Howard Grace says that he's been tending to the financial health of corporations for more than two decades.
At the moment, the former investment banker is welcoming the challenge of looking after the fiscal well-being of the families and individuals that invest with Merrill Lynch & Co. Inc.'s U.S. private-client group.
A senior relationship manager, he will be working in New York for the most elite and wealthy of Merrill's clients. He says that his past experience as an investment banker will help him in his new job as adviser to clients such as the CEOs of Fortune 100 companies.
Merrill is putting "enormous resources" into its private-client group, he says. "I looked at other firms and what they're doing. And I wanted to move away from advising companies and the individuals working for those companies to advising individuals."
"A majority of our clients have some capital markets or investment banking relationships," says Mr. Grace's new boss, Michael Sullivan, a senior vice president for investments. In hiring Mr. Grace, Merrill Lynch is trying to be "proactive," he says. "He's our direct contact, the gateway to capital markets or investment banking."
Superrich
Broker-dealers, asset managers, trust companies and private banks all want the wealthiest clients.
Observers, however, question whether Merrill Lynch can cut it in the elite world of the superrich. They wonder if the dominant retail brokerage can also succeed in a business that looks more like a private bank than a stock brokerage.
Mr. Grace will work with Merrill Lynch's most elite clients - the 382 families who are treated as if they've walked through the doors of a private bank rather than those of the country's largest retail stockbroker.
Over the past year, the group has been winnowing away clients so it can concentrate on the elite. Mr. Grace says the U.S. private-client group has dropped from thousands of clients to hundreds.
Mr. Sullivan says skeptics don't understand what his group is doing. When he started the private-client group in 1993, its clients had combined assets of $1 billion; the figure now exceeds $10 billion. "I've heard that criticism for eight years. I'm not sure we want to be labeled a private bank."
`Solution guy'
Mr. Sullivan says that Mr. Grace is another piece in the puzzle to bring clients top service. "He was the solution guy for companies," Mr. Sullivan says, pointing to Mr. Grace's experience in structuring equity finance, convertibles and other deals. "All he's doing now is putting on his hat for individuals."
Mr. Sullivan says that the private-client group has 44 investment professionals divided into four teams.
Mr. Grace says that he will be the head of his own team by the end of the year. He believes in Merrill Lynch's model - to seek the best advice for its clients, even if it comes from outside the firm. "The advice and planning firm will be the winner, not the product pusher."
Mr. Grace, 47, has been with Merrill Lynch for three years. He was a managing director in the firm's equity capital markets group and worked on deals such as the 1999 initial public offering of Manulife Financial Corp.
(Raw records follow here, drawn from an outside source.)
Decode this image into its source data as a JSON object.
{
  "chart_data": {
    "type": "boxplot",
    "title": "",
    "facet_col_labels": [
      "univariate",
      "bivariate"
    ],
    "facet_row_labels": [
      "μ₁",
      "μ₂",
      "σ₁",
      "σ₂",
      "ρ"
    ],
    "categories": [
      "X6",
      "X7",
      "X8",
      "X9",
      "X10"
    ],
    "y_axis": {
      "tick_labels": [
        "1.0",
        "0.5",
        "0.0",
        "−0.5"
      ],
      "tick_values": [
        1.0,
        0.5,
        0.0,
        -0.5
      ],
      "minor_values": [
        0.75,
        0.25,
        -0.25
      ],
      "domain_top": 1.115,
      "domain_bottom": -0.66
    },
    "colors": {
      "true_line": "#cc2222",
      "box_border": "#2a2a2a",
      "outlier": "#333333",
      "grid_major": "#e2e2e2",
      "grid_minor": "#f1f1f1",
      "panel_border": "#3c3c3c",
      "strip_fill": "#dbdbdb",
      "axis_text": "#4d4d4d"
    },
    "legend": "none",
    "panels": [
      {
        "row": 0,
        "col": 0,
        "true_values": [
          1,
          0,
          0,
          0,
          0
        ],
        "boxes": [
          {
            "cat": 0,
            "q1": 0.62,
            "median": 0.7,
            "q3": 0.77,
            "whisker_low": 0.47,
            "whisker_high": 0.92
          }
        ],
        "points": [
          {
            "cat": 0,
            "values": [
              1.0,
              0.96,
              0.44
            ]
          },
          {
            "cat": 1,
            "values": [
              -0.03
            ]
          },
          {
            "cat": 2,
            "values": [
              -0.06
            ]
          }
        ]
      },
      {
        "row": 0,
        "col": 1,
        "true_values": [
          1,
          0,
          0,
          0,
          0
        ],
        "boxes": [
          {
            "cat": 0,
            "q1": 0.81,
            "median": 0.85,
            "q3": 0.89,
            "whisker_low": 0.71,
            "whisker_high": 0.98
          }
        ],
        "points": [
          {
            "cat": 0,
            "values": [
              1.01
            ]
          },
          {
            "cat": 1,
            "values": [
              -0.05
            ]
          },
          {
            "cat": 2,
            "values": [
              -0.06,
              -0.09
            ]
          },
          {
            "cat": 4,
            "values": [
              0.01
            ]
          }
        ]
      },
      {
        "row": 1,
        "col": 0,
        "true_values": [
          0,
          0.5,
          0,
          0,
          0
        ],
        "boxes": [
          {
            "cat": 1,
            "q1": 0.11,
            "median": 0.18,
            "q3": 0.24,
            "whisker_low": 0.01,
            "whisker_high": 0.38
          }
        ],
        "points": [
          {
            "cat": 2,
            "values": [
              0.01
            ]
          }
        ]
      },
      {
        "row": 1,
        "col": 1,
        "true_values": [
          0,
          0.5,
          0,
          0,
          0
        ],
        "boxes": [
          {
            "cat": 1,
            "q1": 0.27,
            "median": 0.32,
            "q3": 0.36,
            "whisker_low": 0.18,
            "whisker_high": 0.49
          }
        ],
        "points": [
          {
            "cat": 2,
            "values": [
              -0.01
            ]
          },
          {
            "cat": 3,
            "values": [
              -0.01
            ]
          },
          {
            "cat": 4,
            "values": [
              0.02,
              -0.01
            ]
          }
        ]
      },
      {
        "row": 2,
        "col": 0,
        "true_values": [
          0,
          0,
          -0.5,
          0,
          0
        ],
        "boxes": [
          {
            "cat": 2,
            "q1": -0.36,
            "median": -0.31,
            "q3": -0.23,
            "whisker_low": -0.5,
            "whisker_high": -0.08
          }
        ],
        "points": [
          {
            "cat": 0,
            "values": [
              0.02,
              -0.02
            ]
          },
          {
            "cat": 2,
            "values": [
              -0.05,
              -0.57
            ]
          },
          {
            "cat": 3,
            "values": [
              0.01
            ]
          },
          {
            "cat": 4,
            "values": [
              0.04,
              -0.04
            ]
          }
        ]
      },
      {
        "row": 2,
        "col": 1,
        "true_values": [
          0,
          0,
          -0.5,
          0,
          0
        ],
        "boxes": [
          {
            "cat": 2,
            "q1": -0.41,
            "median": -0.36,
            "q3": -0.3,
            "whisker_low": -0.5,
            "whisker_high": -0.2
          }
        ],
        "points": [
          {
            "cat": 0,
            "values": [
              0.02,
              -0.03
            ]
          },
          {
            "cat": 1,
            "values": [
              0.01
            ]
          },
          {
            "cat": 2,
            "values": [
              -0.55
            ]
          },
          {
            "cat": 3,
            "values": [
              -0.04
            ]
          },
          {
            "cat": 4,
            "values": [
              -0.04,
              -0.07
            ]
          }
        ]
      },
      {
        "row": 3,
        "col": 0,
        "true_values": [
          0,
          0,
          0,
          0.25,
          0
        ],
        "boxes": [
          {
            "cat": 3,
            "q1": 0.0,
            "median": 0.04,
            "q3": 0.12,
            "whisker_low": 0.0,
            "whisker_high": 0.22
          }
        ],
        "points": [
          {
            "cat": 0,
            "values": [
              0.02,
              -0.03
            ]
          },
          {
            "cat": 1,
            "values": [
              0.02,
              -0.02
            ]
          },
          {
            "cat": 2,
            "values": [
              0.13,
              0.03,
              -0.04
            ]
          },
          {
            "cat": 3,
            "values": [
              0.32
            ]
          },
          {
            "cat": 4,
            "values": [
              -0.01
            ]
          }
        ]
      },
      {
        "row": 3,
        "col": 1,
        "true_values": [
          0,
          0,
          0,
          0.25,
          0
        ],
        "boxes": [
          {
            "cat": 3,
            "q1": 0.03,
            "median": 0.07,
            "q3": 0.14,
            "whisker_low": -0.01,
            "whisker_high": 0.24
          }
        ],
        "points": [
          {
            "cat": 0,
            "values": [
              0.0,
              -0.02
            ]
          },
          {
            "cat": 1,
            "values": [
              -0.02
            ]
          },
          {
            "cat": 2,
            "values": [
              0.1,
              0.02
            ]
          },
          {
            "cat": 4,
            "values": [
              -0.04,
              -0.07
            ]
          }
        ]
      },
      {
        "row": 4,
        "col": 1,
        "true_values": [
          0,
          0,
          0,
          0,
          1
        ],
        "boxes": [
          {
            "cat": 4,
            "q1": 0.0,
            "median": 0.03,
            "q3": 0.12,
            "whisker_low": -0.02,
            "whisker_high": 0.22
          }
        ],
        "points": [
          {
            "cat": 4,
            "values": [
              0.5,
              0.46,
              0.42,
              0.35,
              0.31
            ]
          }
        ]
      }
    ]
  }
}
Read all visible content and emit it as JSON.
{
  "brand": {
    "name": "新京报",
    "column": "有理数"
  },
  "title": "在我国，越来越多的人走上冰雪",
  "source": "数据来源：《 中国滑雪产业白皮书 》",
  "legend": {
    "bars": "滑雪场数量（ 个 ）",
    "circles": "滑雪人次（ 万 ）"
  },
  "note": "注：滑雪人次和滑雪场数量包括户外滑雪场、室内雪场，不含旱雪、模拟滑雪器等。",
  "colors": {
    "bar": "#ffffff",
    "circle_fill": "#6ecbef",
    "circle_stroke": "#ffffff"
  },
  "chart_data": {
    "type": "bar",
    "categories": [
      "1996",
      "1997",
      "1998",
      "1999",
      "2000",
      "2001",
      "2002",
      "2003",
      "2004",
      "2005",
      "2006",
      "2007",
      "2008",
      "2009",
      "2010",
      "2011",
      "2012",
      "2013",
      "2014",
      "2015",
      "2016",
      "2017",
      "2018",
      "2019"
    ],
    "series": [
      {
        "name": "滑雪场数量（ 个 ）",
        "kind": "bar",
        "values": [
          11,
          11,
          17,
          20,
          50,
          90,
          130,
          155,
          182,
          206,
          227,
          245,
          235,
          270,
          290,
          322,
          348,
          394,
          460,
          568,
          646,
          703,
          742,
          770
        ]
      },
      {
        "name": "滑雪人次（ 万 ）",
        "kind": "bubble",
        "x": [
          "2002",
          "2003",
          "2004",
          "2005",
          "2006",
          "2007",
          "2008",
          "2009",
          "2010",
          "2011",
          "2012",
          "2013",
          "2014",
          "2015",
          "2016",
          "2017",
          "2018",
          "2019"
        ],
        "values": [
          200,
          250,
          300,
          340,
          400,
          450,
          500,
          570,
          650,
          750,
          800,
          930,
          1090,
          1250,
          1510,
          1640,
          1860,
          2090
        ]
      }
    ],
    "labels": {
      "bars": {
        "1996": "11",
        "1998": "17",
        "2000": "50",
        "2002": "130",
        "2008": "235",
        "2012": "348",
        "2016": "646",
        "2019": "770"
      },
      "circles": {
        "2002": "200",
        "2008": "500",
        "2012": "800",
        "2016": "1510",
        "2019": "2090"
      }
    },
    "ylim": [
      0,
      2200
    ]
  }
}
He says he moved over to the private-client group for his own reasons. "The reasons are mostly personal," he says about his decision to change jobs. "There's a high burn [out] rate in equity capital markets."
A veteran of Wall Street, he has worked for top firms in the past, including UBS Securities, the First Boston Corp. and Goldman Sachs & Co. He did deals for Merrill Lynch in financial services as well as the lodging and leisure sectors, and Reits.
He contemplated a career in medicine before deciding on Wall Street and investment banking. He is philosophical about his choice of careers. "I became a company-doctor as opposed to being an individual-doctor." But the former student of medicine emphasizes the "personal side" of the new job, too. The job is about "getting involved in people's families."